I'm using the gee() function from the gee package in R. The problem I'm having is that the 'Maximum cluster size' that I get from the output of the GEE function seems to disagree with what I believe it should be given my data.

Here's a small example, where I have six observations from each of ten patients, which are members of one of three groups:

ID <- rep(1:10, 6)
myData <- data.frame(ID)
myData$ID <- factor(myData$ID)
myData$Group <- c(rep('A', 20), rep('B', 20), rep('C', 20))
    myData$value <- rnorm(60, mean = 10, sd = 1)

Calling summary(myData$ID) shows that I do, in fact, have six observations of each ID, and calling class(myData$ID) shows that ID is, in fact, a factor. Therefore, I would expect that the maximum cluster size would be six. However, when I call the following…

gee(value ~ Group, id = ID, data = myData)

…the Maximum cluster size that prints out is 1.
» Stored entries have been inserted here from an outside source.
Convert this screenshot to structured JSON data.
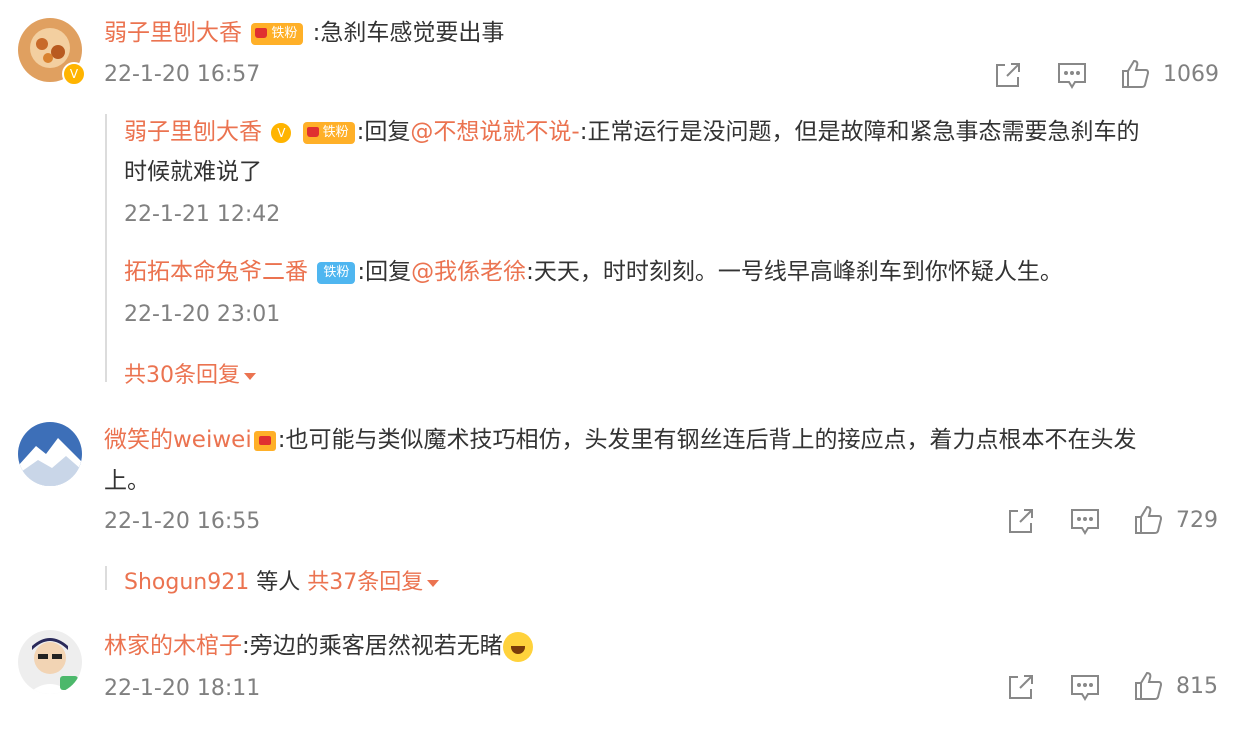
{
  "comments": [
    {
      "user": "弱子里刨大香",
      "badge": "铁粉",
      "text": ":急刹车感觉要出事",
      "time": "22-1-20 16:57",
      "likes": "1069",
      "replies": [
        {
          "user": "弱子里刨大香",
          "badge": "铁粉",
          "reply_prefix": ":回复",
          "mention": "@不想说就不说-",
          "text_line1": ":正常运行是没问题，但是故障和紧急事态需要急刹车的",
          "text_line2": "时候就难说了",
          "time": "22-1-21 12:42"
        },
        {
          "user": "拓拓本命兔爷二番",
          "badge": "铁粉",
          "reply_prefix": ":回复",
          "mention": "@我係老徐",
          "text": ":天天，时时刻刻。一号线早高峰刹车到你怀疑人生。",
          "time": "22-1-20 23:01"
        }
      ],
      "more_replies": "共30条回复"
    },
    {
      "user": "微笑的weiwei",
      "text_line1": ":也可能与类似魔术技巧相仿，头发里有钢丝连后背上的接应点，着力点根本不在头发",
      "text_line2": "上。",
      "time": "22-1-20 16:55",
      "likes": "729",
      "reply_user": "Shogun921",
      "reply_others": " 等人 ",
      "more_replies": "共37条回复"
    },
    {
      "user": "林家的木棺子",
      "text": ":旁边的乘客居然视若无睹",
      "time": "22-1-20 18:11",
      "likes": "815"
    }
  ],
  "icons": {
    "share": "share-icon",
    "comment": "comment-icon",
    "like": "like-icon"
  },
  "colors": {
    "name": "#eb7350",
    "meta": "#808080",
    "text": "#333333"
  }
}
Am I misunderstanding what maximum cluster size means? Incorrectly formatting my data? Thanks in advance.

Best Answer

The gee function is very unfriendly in this respect. It assumes a new cluster whenever the id variable changes. Quoting from the help file:

The length of id should be the same as the number of observations. Data are assumed to be sorted so that observations on a cluster are contiguous rows for all entities in the formula.

Just sort your data by ID, and your problem should go away.